Answer to Exercise 29.1:
\(H_0\): \(\mu_d = 0\) and \(H_1\): \(\mu_d>0\):
differences are positive when the dip rating is better than the raw rating.
\(t = (5.2 - 0)/3.06 = 1.699\);
the approximate one-tailed \(P\)-value, from using the 68–95–99.7 rule, is somewhere
between 16% and 2.5%.
So we cannot be sure if the \(P\)-value is larger than 0.05… but it is likely that it is (since the calculated \(t\)-score is quite a long distance from \(z=1\)).
the evidence probably doesn’t support the alternative hypothesis.
Answer to Exercise 29.2:
1. Because it is the bloood pressure reduction,
and a reduction is what the drug is meant to produce,
so expect the reductions to be positive nunmbers.
2. Differences shown below.
3. Histogram of differences: Fig. D.7.
4. \(H_0\): \(\mu_d = 0\) and \(H_1\): \(\mu_d>0\) (because the differences are reductions).
5. \(t=8.12\).
6. \(P = 0.001\div 2 = 0.0005\) (one-tailed test).

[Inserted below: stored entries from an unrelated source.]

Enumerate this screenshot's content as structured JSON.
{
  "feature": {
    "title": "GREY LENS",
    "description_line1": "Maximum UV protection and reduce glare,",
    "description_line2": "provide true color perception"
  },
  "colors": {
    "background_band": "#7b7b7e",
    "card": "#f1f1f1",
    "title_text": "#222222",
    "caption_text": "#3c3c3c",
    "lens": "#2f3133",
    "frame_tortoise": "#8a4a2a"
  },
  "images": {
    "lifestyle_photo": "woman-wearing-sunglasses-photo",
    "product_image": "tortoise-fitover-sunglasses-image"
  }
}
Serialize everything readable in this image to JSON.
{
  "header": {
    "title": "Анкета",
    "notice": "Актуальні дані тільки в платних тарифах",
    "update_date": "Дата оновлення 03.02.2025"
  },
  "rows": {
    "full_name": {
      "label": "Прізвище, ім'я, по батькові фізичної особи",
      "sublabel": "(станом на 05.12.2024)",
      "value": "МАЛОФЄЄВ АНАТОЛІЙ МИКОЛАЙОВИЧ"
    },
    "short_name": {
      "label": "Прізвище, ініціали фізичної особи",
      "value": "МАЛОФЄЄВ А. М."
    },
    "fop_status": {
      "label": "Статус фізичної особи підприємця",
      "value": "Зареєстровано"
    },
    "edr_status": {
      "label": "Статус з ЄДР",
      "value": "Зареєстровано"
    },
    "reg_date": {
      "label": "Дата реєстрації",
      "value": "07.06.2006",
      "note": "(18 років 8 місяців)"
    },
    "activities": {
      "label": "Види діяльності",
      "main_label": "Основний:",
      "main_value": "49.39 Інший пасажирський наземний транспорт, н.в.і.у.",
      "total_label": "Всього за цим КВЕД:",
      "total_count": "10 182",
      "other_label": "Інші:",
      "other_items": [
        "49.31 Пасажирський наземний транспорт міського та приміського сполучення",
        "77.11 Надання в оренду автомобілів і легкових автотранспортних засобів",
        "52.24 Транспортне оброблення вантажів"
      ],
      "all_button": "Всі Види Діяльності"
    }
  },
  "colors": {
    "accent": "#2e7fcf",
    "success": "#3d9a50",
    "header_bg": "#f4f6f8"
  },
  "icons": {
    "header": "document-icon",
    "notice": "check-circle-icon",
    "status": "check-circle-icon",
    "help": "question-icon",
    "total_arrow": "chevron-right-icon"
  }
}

7. Very strong evidence (\(P=0.0005\)) that the drug reduces
the average systolic blood pressure (mean reduction: 8.6 mm Hg) in the population.
Answer to Exercise 29.3:
\(H_0\): \(\mu_d = 0\) and \(H_1\): \(\mu_d>0\),
where differences are positive when the intention to smoke is reduced after exercise.
\(t = (0.66 - 0)/0.37 = 1.78\); \(P\)-value larger than 0.05:
the evidence doesn’t support the alternative hypothesis.
No evidence (\(P>0.05\)) that the mean ‘intention to smoke’ reduced after exercise in women
(mean change in intention to smoke: -0.66; std. error: 0.37).
Answer to Exercise 29.4:
\(H_0\): \(\mu_d = 0\) and \(H_1\): \(\mu_d>0\),
where differences refer to the reduction in ferritin.
\(\bar{d} = -424.25\) and \(s = 2092.693\) and \(n=20\),
so \(t = -0.90663\).
\(t\) is ‘small’; \(P>0.05\) (actually \(P=0.376\)):
the evidence doesn’t support the alternative hypothesis.
Since \(n<25\), the test may not be statistically valid
(the histogram of data (Fig. D.8)
suggests that the population might have a normal distribution),
though the \(P\)-value is very large so it probably makes little difference.